Tel qui rit vendredi, dimanche pleurera

Tel qui rit vendredi, dimanche pleurera

Excursion d’une classe de 4e en montagne, le 11 avril 1975. Coll. Georges Boustany

La jeune fille qui boude dans son coin a totalement détourné cette photo à son avantage. Au verso, on apprend qu’elle s’appelle Samar Kammourieh et qu’elle « est fâchée ». C’est, après tout, le but de toute bouderie : attirer l’attention sur soi. Si l’on ajoute que Samar n’est pas moche et même qu’elle a du chien avec une attitude de garçon manqué, des cheveux châtain clair, de grands yeux et un visage aux proportions agréables, il faut reconnaître que la jeune rebelle a les moyens de sa politique. Ce qui la distingue n’est pas seulement qu’elle fait la tête : elle s’habille résolument comme un garçon de l’époque, pantalon pattes d’eph, espadrilles sur chaussettes, tee-shirt banal. Elle est, en somme, à l’exact opposé du reste du groupe composé de filles qui cherchent à plaire, féminines jusqu’au bout des imprimés, souriant de toutes leurs dents, les visages encore pleins des rondeurs candides de l’enfance. Elles se sont déchaussées et se protègent du soleil avec les sombreros à la mode de l’époque, comme l’étaient pour les hommes ces infâmes moustaches mexicaines qui leur donnaient des airs de tueurs.

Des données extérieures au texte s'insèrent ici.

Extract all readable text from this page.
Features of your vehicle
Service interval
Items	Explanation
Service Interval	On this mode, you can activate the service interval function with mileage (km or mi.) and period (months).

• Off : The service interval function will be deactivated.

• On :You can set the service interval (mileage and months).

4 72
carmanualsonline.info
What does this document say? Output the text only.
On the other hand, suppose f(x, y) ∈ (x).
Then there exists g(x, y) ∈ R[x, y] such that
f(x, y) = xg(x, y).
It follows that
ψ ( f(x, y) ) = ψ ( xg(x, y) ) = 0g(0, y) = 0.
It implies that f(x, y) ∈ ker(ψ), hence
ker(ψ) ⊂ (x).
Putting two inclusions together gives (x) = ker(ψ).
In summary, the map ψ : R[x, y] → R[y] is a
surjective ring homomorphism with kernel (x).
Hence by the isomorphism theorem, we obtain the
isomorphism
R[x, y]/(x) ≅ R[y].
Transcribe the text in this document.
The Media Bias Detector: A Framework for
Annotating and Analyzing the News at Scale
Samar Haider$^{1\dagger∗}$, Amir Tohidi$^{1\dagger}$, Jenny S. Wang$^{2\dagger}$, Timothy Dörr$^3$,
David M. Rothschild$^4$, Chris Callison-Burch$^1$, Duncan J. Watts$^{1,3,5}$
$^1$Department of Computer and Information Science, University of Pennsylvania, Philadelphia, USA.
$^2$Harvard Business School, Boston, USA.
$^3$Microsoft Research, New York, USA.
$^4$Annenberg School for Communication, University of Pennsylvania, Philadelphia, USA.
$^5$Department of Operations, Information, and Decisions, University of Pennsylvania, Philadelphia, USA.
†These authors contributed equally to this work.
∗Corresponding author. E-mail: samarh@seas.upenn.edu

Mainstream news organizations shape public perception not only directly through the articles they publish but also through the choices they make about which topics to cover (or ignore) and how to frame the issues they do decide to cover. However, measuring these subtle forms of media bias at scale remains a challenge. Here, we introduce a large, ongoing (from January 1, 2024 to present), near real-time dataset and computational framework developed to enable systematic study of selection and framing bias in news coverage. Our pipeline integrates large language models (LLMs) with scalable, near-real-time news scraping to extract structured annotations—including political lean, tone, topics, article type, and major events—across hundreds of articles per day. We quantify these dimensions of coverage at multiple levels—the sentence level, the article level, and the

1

Aujourd’hui, on appelle cela le photobombage : la scène se passe dans le cadre d’une sortie de classe de 4e en montagne. Les filles se sont positionnées pour une photo de groupe : assises devant, debout derrière. Le décor est celui d’une grève caillouteuse, une eau que l’on dirait limpide coule au premier plan, enfin c’est le Liban idyllique. Samar, elle, a refusé de se joindre au groupe : la voilà bombardée star de la scène, au point que celles qui se sont placées à l’arrière sont carrément coupées, c’est-à-dire effacées de la mémoire. On peut espérer pour elles qu’une autre prise a suivi celle-ci, mais c’est celle-ci qui fera la « Dernière » de L’Orient-Le Jour. Et pas seulement parce que Samar boude : cette photo a été prise un vendredi, et pas n’importe quel vendredi. Elle a été prise le vendredi 11 avril 1975, deux jours avant le 13 avril qui allait marquer, pour le demi-siècle suivant, le début de nos malheurs.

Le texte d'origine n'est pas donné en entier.